We now turn to defendant's contention that he was improperly required to wear the stun belt. As the court recognized, the use of the stun belt in this case was improper under Buchanan because such use was not approved by the court; in fact, the court was not aware that the Sheriff had outfitted defendant with the stun belt. Nevertheless, the court determined that, although the use of the stun belt was improper, the error was harmless in light of the “totality of the evidence.” As we recently held in People v. Barnes (96 A.D.3d 1579, 1579–1580, 946 N.Y.S.2d 813), the improper use of a stun belt is not subject to harmless error analysis (see People v. Cruz, 17 N.Y.3d 941, 945, 936 N.Y.S.2d 661, 960 N.E.2d 430 n).

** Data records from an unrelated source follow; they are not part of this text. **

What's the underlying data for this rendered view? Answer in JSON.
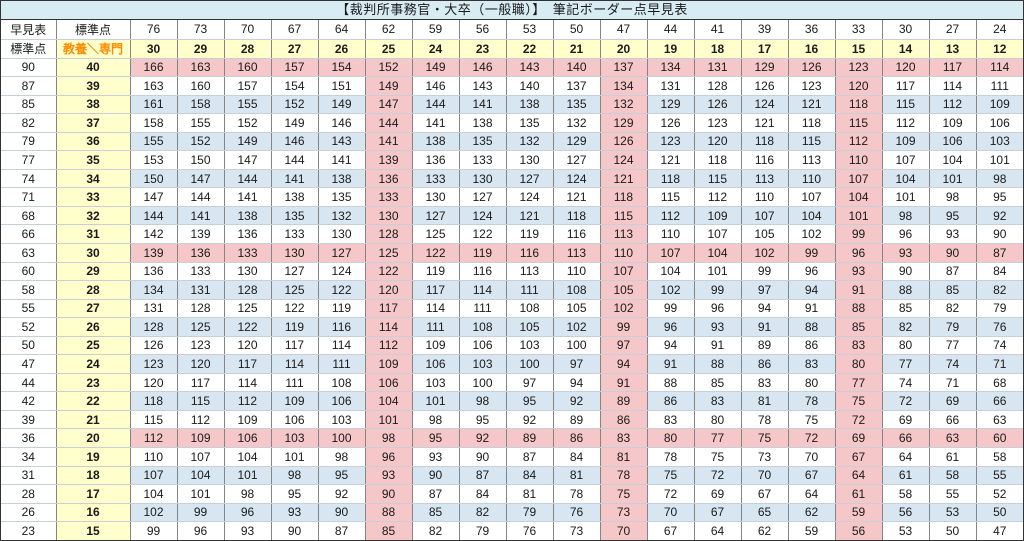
{
  "chart_data": {
    "type": "table",
    "title": "【裁判所事務官・大卒（一般職）】　筆記ボーダー点早見表",
    "corner": {
      "tl": "早見表",
      "tr": "標準点",
      "bl": "標準点",
      "br": "教養＼専門"
    },
    "col_headers_standard": [
      76,
      73,
      70,
      67,
      64,
      62,
      59,
      56,
      53,
      50,
      47,
      44,
      41,
      39,
      36,
      33,
      30,
      27,
      24
    ],
    "col_headers_raw": [
      30,
      29,
      28,
      27,
      26,
      25,
      24,
      23,
      22,
      21,
      20,
      19,
      18,
      17,
      16,
      15,
      14,
      13,
      12
    ],
    "highlight": {
      "pink_col_indices": [
        5,
        10,
        15
      ],
      "pink_row_indices": [
        0,
        10,
        20
      ]
    },
    "rows": [
      {
        "standard": 90,
        "raw": 40,
        "shade": "pink",
        "values": [
          166,
          163,
          160,
          157,
          154,
          152,
          149,
          146,
          143,
          140,
          137,
          134,
          131,
          129,
          126,
          123,
          120,
          117,
          114
        ]
      },
      {
        "standard": 87,
        "raw": 39,
        "shade": "white",
        "values": [
          163,
          160,
          157,
          154,
          151,
          149,
          146,
          143,
          140,
          137,
          134,
          131,
          128,
          126,
          123,
          120,
          117,
          114,
          111
        ]
      },
      {
        "standard": 85,
        "raw": 38,
        "shade": "blue",
        "values": [
          161,
          158,
          155,
          152,
          149,
          147,
          144,
          141,
          138,
          135,
          132,
          129,
          126,
          124,
          121,
          118,
          115,
          112,
          109
        ]
      },
      {
        "standard": 82,
        "raw": 37,
        "shade": "white",
        "values": [
          158,
          155,
          152,
          149,
          146,
          144,
          141,
          138,
          135,
          132,
          129,
          126,
          123,
          121,
          118,
          115,
          112,
          109,
          106
        ]
      },
      {
        "standard": 79,
        "raw": 36,
        "shade": "blue",
        "values": [
          155,
          152,
          149,
          146,
          143,
          141,
          138,
          135,
          132,
          129,
          126,
          123,
          120,
          118,
          115,
          112,
          109,
          106,
          103
        ]
      },
      {
        "standard": 77,
        "raw": 35,
        "shade": "white",
        "values": [
          153,
          150,
          147,
          144,
          141,
          139,
          136,
          133,
          130,
          127,
          124,
          121,
          118,
          116,
          113,
          110,
          107,
          104,
          101
        ]
      },
      {
        "standard": 74,
        "raw": 34,
        "shade": "blue",
        "values": [
          150,
          147,
          144,
          141,
          138,
          136,
          133,
          130,
          127,
          124,
          121,
          118,
          115,
          113,
          110,
          107,
          104,
          101,
          98
        ]
      },
      {
        "standard": 71,
        "raw": 33,
        "shade": "white",
        "values": [
          147,
          144,
          141,
          138,
          135,
          133,
          130,
          127,
          124,
          121,
          118,
          115,
          112,
          110,
          107,
          104,
          101,
          98,
          95
        ]
      },
      {
        "standard": 68,
        "raw": 32,
        "shade": "blue",
        "values": [
          144,
          141,
          138,
          135,
          132,
          130,
          127,
          124,
          121,
          118,
          115,
          112,
          109,
          107,
          104,
          101,
          98,
          95,
          92
        ]
      },
      {
        "standard": 66,
        "raw": 31,
        "shade": "white",
        "values": [
          142,
          139,
          136,
          133,
          130,
          128,
          125,
          122,
          119,
          116,
          113,
          110,
          107,
          105,
          102,
          99,
          96,
          93,
          90
        ]
      },
      {
        "standard": 63,
        "raw": 30,
        "shade": "pink",
        "values": [
          139,
          136,
          133,
          130,
          127,
          125,
          122,
          119,
          116,
          113,
          110,
          107,
          104,
          102,
          99,
          96,
          93,
          90,
          87
        ]
      },
      {
        "standard": 60,
        "raw": 29,
        "shade": "white",
        "values": [
          136,
          133,
          130,
          127,
          124,
          122,
          119,
          116,
          113,
          110,
          107,
          104,
          101,
          99,
          96,
          93,
          90,
          87,
          84
        ]
      },
      {
        "standard": 58,
        "raw": 28,
        "shade": "blue",
        "values": [
          134,
          131,
          128,
          125,
          122,
          120,
          117,
          114,
          111,
          108,
          105,
          102,
          99,
          97,
          94,
          91,
          88,
          85,
          82
        ]
      },
      {
        "standard": 55,
        "raw": 27,
        "shade": "white",
        "values": [
          131,
          128,
          125,
          122,
          119,
          117,
          114,
          111,
          108,
          105,
          102,
          99,
          96,
          94,
          91,
          88,
          85,
          82,
          79
        ]
      },
      {
        "standard": 52,
        "raw": 26,
        "shade": "blue",
        "values": [
          128,
          125,
          122,
          119,
          116,
          114,
          111,
          108,
          105,
          102,
          99,
          96,
          93,
          91,
          88,
          85,
          82,
          79,
          76
        ]
      },
      {
        "standard": 50,
        "raw": 25,
        "shade": "white",
        "values": [
          126,
          123,
          120,
          117,
          114,
          112,
          109,
          106,
          103,
          100,
          97,
          94,
          91,
          89,
          86,
          83,
          80,
          77,
          74
        ]
      },
      {
        "standard": 47,
        "raw": 24,
        "shade": "blue",
        "values": [
          123,
          120,
          117,
          114,
          111,
          109,
          106,
          103,
          100,
          97,
          94,
          91,
          88,
          86,
          83,
          80,
          77,
          74,
          71
        ]
      },
      {
        "standard": 44,
        "raw": 23,
        "shade": "white",
        "values": [
          120,
          117,
          114,
          111,
          108,
          106,
          103,
          100,
          97,
          94,
          91,
          88,
          85,
          83,
          80,
          77,
          74,
          71,
          68
        ]
      },
      {
        "standard": 42,
        "raw": 22,
        "shade": "blue",
        "values": [
          118,
          115,
          112,
          109,
          106,
          104,
          101,
          98,
          95,
          92,
          89,
          86,
          83,
          81,
          78,
          75,
          72,
          69,
          66
        ]
      },
      {
        "standard": 39,
        "raw": 21,
        "shade": "white",
        "values": [
          115,
          112,
          109,
          106,
          103,
          101,
          98,
          95,
          92,
          89,
          86,
          83,
          80,
          78,
          75,
          72,
          69,
          66,
          63
        ]
      },
      {
        "standard": 36,
        "raw": 20,
        "shade": "pink",
        "values": [
          112,
          109,
          106,
          103,
          100,
          98,
          95,
          92,
          89,
          86,
          83,
          80,
          77,
          75,
          72,
          69,
          66,
          63,
          60
        ]
      },
      {
        "standard": 34,
        "raw": 19,
        "shade": "white",
        "values": [
          110,
          107,
          104,
          101,
          98,
          96,
          93,
          90,
          87,
          84,
          81,
          78,
          75,
          73,
          70,
          67,
          64,
          61,
          58
        ]
      },
      {
        "standard": 31,
        "raw": 18,
        "shade": "blue",
        "values": [
          107,
          104,
          101,
          98,
          95,
          93,
          90,
          87,
          84,
          81,
          78,
          75,
          72,
          70,
          67,
          64,
          61,
          58,
          55
        ]
      },
      {
        "standard": 28,
        "raw": 17,
        "shade": "white",
        "values": [
          104,
          101,
          98,
          95,
          92,
          90,
          87,
          84,
          81,
          78,
          75,
          72,
          69,
          67,
          64,
          61,
          58,
          55,
          52
        ]
      },
      {
        "standard": 26,
        "raw": 16,
        "shade": "blue",
        "values": [
          102,
          99,
          96,
          93,
          90,
          88,
          85,
          82,
          79,
          76,
          73,
          70,
          67,
          65,
          62,
          59,
          56,
          53,
          50
        ]
      },
      {
        "standard": 23,
        "raw": 15,
        "shade": "white",
        "values": [
          99,
          96,
          93,
          90,
          87,
          85,
          82,
          79,
          76,
          73,
          70,
          67,
          64,
          62,
          59,
          56,
          53,
          50,
          47
        ]
      }
    ]
  },
  "colors": {
    "title_bg": "#D8ECF4",
    "header_yellow": "#FFFFCC",
    "pink": "#F6C7C9",
    "blue": "#D8E6F2",
    "white": "#FFFFFF",
    "orange_text": "#FF8C00",
    "grid_v": "#848484",
    "grid_h": "#C9CFD6",
    "frame": "#333333",
    "text": "#1A1A1A"
  }
}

Although there may be other reasons to justify the denial of defendant's motion, the only issues that we may consider on this appeal are those that “may have adversely affected the appellant” (CPL 470.15; see People v. Concepcion, 17 N.Y.3d 192, 194–195, 929 N.Y.S.2d 541, 953 N.E.2d 779; People v. LaFontaine, 92 N.Y.2d 470, 473–474, 682 N.Y.S.2d 671, 705 N.E.2d 663). Thus, our review is limited to the issues determined by the court in denying the motion, i.e., that defense counsel was not ineffective and that the error in requiring defendant to wear a stun belt is harmless, and for the reasons set forth herein we conclude that the court erred in determining that harmless error analysis is applicable. We therefore hold this case, reserve decision, and remit the matter to County Court to rule upon any other issues raised by the People in opposition to the motion.
It is hereby ORDERED that the case is held, the decision is reserved and the matter is remitted to Cattaraugus County Court for further proceedings.